Purple pushing, or directed pushing is a method used to help the mother push out the baby during second stage labor. This occurs when the mother is told to push while holding her breath as long as she can. This can lead to the mother damaging blood vessels in her face, hence the name “purple pushing.” This type of pushing is often used if there has been an epidural or there is a lack of feeling in urge to push. Purple pushing may be routine for the hospital or caregiver. According to California Pacific Medical Center (www.cpmc.org), it is not natural to prolong breath-holding and could possibly be damaging to both mother and baby. CPMC also notes that breath holding is fine to do if it is enhancing the pushing stage.
Spontaneous pushing occurs when the mother naturally bears down (pushes) for 5-7 seconds at a time, with taking many breaths in between pushes. According to Pregnancy, Childbirth, and the Newborn (4th Edition): The Complete Guide by authors, Simkin et al 2010 (p. 259), spontaneous pushing provides more oxygen to the baby than purple pushing. Normally, this type of breathing is used when the labor is normal and there is no epidural.
With spontaneous pushing, the mother can also try groaning or grunting while exhaling during pushing. The goal is to envision the baby coming out while relaxing the pelvic floor. According to American Pregnancy Association (http://www.americanpregnancy.org/labornbirth/patternedbreathing.htm): It is recommended to slowly release air during the push stage and focus on slow, deep breathing in between contractions to ensure adequate oxygen for baby and mother. This type of breathing also helps the mother relax between pushes.

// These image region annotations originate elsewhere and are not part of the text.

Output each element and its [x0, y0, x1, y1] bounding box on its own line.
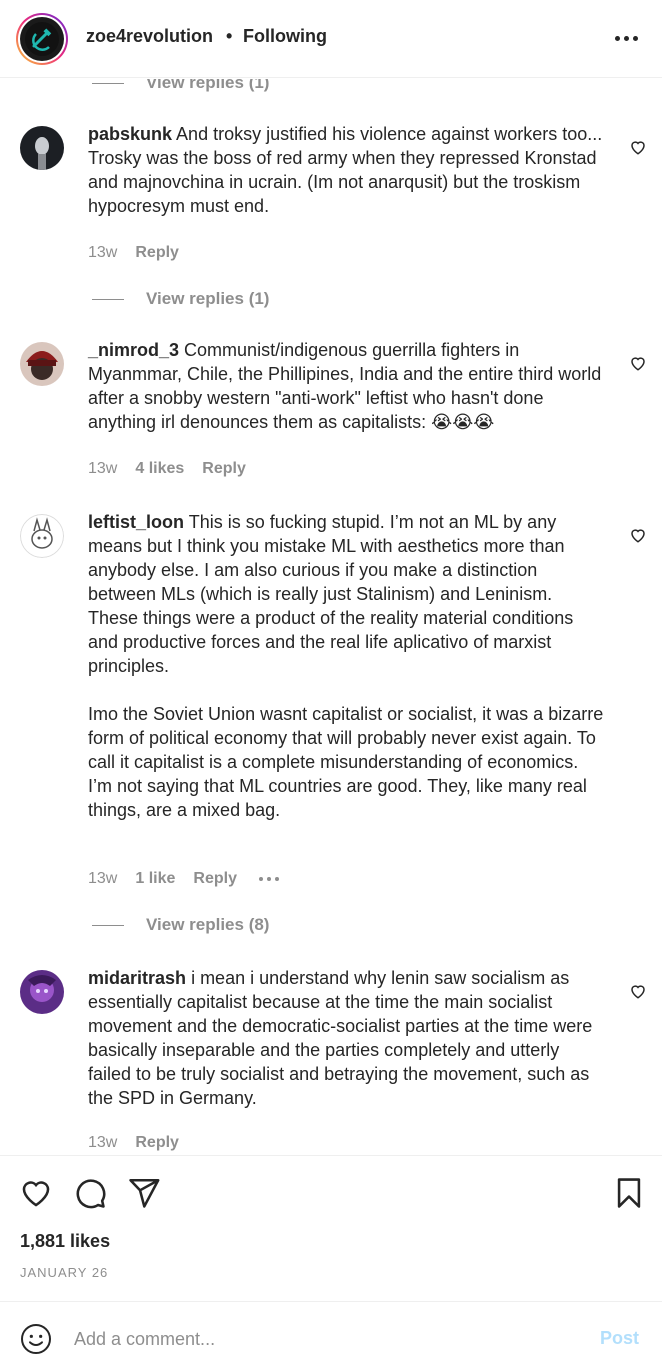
like-comment-heart-icon[interactable]	[629, 982, 647, 1000]
view-replies-label: View replies (1)	[146, 79, 270, 92]
comment-content: This is so fucking stupid. I’m not an ML…	[88, 512, 574, 676]
comment-text: leftist_loon This is so fucking stupid. …	[88, 510, 606, 822]
commenter-username[interactable]: midaritrash	[88, 968, 186, 988]
add-comment-input[interactable]	[74, 1326, 574, 1352]
comment-likes[interactable]: 4 likes	[135, 460, 184, 478]
like-comment-heart-icon[interactable]	[629, 354, 647, 372]
following-button[interactable]: Following	[243, 26, 327, 47]
like-heart-icon[interactable]	[19, 1176, 53, 1210]
share-send-icon[interactable]	[127, 1176, 161, 1210]
post-actions: 1,881 likes JANUARY 26	[0, 1155, 662, 1301]
comment-content: i mean i understand why lenin saw social…	[88, 968, 593, 1108]
view-replies-button[interactable]: View replies (1)	[92, 289, 269, 309]
like-comment-heart-icon[interactable]	[629, 138, 647, 156]
view-replies-line	[92, 82, 124, 84]
post-likes-count[interactable]: 1,881 likes	[20, 1231, 110, 1252]
commenter-username[interactable]: _nimrod_3	[88, 340, 179, 360]
comment-meta: 13w 1 like Reply	[88, 870, 279, 888]
post-date[interactable]: JANUARY 26	[20, 1265, 108, 1280]
hammer-sickle-icon	[25, 22, 59, 56]
header-separator: •	[226, 26, 233, 46]
comments-list[interactable]: View replies (1) pabskunk And troksy jus…	[0, 79, 662, 1154]
comment-meta: 13w Reply	[88, 244, 197, 262]
add-comment-bar: Post	[0, 1301, 662, 1370]
post-header: zoe4revolution • Following	[0, 0, 662, 78]
author-username[interactable]: zoe4revolution	[86, 26, 213, 47]
comment-time: 13w	[88, 1134, 118, 1151]
commenter-avatar[interactable]	[20, 342, 64, 386]
comment-likes[interactable]: 1 like	[135, 870, 175, 888]
comment-text: _nimrod_3 Communist/indigenous guerrilla…	[88, 338, 606, 434]
comment-text: pabskunk And troksy justified his violen…	[88, 122, 606, 218]
commenter-username[interactable]: leftist_loon	[88, 512, 184, 532]
comment-more-icon[interactable]	[258, 877, 279, 881]
view-replies-line	[92, 298, 124, 300]
commenter-avatar[interactable]	[20, 126, 64, 170]
commenter-username[interactable]: pabskunk	[88, 124, 172, 144]
author-avatar[interactable]	[16, 13, 68, 65]
comment-content-paragraph-2: Imo the Soviet Union wasnt capitalist or…	[88, 704, 604, 820]
comment-text: midaritrash i mean i understand why leni…	[88, 966, 606, 1110]
view-replies-line	[92, 924, 124, 926]
commenter-avatar[interactable]	[20, 970, 64, 1014]
comment-reply-button[interactable]: Reply	[193, 870, 237, 888]
post-comment-button[interactable]: Post	[600, 1328, 639, 1349]
view-replies-label: View replies (1)	[146, 289, 270, 308]
view-replies-label: View replies (8)	[146, 915, 270, 934]
commenter-avatar[interactable]	[20, 514, 64, 558]
comment-time: 13w	[88, 460, 118, 477]
more-options-icon[interactable]	[610, 24, 642, 52]
comment-bubble-icon[interactable]	[73, 1176, 107, 1210]
like-comment-heart-icon[interactable]	[629, 526, 647, 544]
view-replies-button[interactable]: View replies (8)	[92, 915, 269, 935]
view-replies-button[interactable]: View replies (1)	[92, 79, 269, 93]
comment-reply-button[interactable]: Reply	[135, 1134, 179, 1152]
comment-reply-button[interactable]: Reply	[202, 460, 246, 478]
comment-meta: 13w 4 likes Reply	[88, 460, 264, 478]
comment-time: 13w	[88, 870, 118, 887]
comment-reply-button[interactable]: Reply	[135, 244, 179, 262]
comment-meta: 13w Reply	[88, 1134, 197, 1152]
bookmark-icon[interactable]	[612, 1176, 646, 1210]
comment-time: 13w	[88, 244, 118, 261]
emoji-icon[interactable]	[20, 1323, 52, 1355]
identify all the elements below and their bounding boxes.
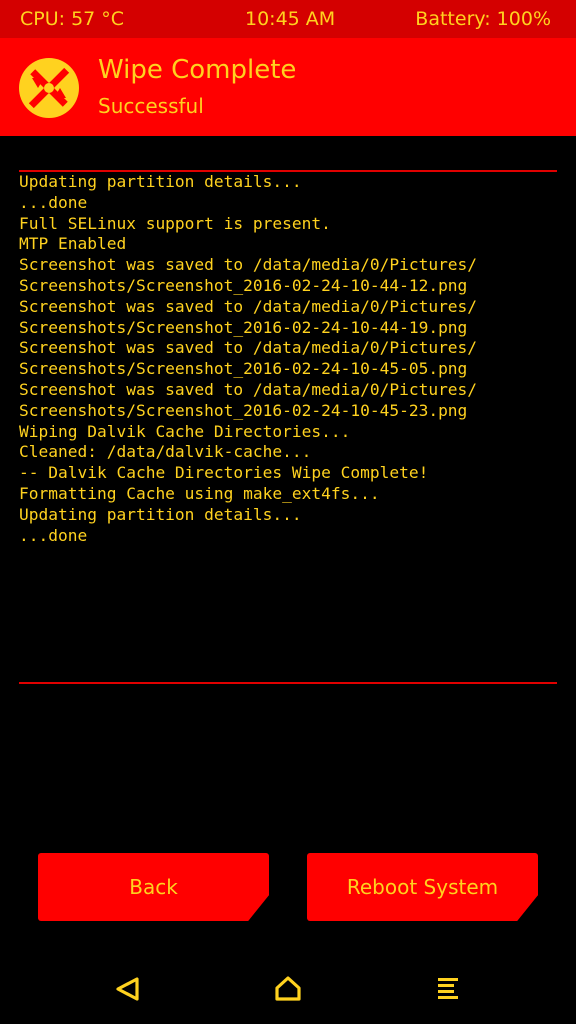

The expectant mother should be aware that epidurals can decrease contraction sensation to the mother, which may result in prolonged labor, purple pushing, and possibly a Cesarean section (However, controversial evidence exists in timing of epidurals and possible increase in C-sections. More research needs to be done).
In the end, the expectant mother needs to do what she feels is best for her and her baby and find a caregiver that is willing to work with her on her birth plan needs. The more information she gathers for her birthing plan, the more decisive she will feel when it comes time to push.